In the same way, we hear nothing about gang-stalking in the news, no recognition from any official body, and it’s only ever reflected in fictional storylines of TV and movies (with a great deal of distortion applied). The lack of any official recognition guarantees the resulting response from people who aren’t experiencing gang-stalking themselves (even if they are engaging in it). Due to this lack of official recognition, the targeted community predictably comes together online and interacts, and this offers them a temporary release or diversion from their isolation by finding other targets who understand their plight. However, this might only exacerbate the problem in the end by allowing their increased knowledge of the situation to overwhelm their perceptions.

And certain people seem to be there only to encourage others to believe everything they imagine to be gang-stalking activity actually is. None of the people I’ve come across who purport to be activists against gang-stalking actually attempt to lessen people’s potentially false perceptions or encourage them to apply any sort of critical analysis in an attempt to assure that they aren’t imagining things. Nope. Instead, they seem to always encourage them to believe the worst, but often in a subtle, non-direct way.

Considering that the organization of these gang-stalking groups and their activities ultimately originate from the military/intelligence community, the means that might be used to achieve their ends will be standard, and would therefore include planting imposters within the groups, organizations, and communities that develop among their adversaries (the targets). These imposters will sometimes seek leadership positions to gain control of a group, or will otherwise cause strife within the group and keep it divided, in either case to divert its energies from achieving anything positive. This is what has been going on within the more popular gang-stalking ‘support’ sites for a while now. I think that other agent provocateurs exist within the gang-stalking community who encourage targets to harass their suspected perps, and still others who sound so ridiculously delusional that they only help to damage the reputation of the entire targeted community.

I don’t want to be an activist, for this very reason.
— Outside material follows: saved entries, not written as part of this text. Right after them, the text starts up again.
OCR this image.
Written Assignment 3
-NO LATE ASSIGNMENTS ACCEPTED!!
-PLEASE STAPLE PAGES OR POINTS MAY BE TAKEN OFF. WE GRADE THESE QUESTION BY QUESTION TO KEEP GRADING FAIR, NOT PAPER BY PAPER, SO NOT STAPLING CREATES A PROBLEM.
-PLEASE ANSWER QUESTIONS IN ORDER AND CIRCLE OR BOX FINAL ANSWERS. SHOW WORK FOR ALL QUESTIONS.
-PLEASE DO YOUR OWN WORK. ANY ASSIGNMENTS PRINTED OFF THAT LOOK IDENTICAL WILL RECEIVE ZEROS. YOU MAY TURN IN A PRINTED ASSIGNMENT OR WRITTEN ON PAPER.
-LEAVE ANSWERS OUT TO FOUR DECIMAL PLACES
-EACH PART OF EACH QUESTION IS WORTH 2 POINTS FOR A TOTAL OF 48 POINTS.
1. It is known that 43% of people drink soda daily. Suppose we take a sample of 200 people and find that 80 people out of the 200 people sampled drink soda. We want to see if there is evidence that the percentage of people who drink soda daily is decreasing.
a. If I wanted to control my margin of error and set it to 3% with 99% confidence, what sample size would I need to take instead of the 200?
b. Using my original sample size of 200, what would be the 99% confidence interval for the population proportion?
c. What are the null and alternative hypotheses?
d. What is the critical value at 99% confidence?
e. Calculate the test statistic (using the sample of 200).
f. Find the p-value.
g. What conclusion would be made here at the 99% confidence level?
I’m just interested in knowing the truth for my own sake, in order to keep my head straight as to what is real and what is imaginary, because this situation of being targeted can leave you wondering about your own sanity if you don’t keep both feet planted firmly on the ground at all times. But in the process I’ve learned that greater knowledge and awareness has a certain effect that can poison your thoughts if you aren’t ready to receive it, and those who ultimately instigate these gang-stalking activities know this very well, and are undoubtedly using it to their best advantage.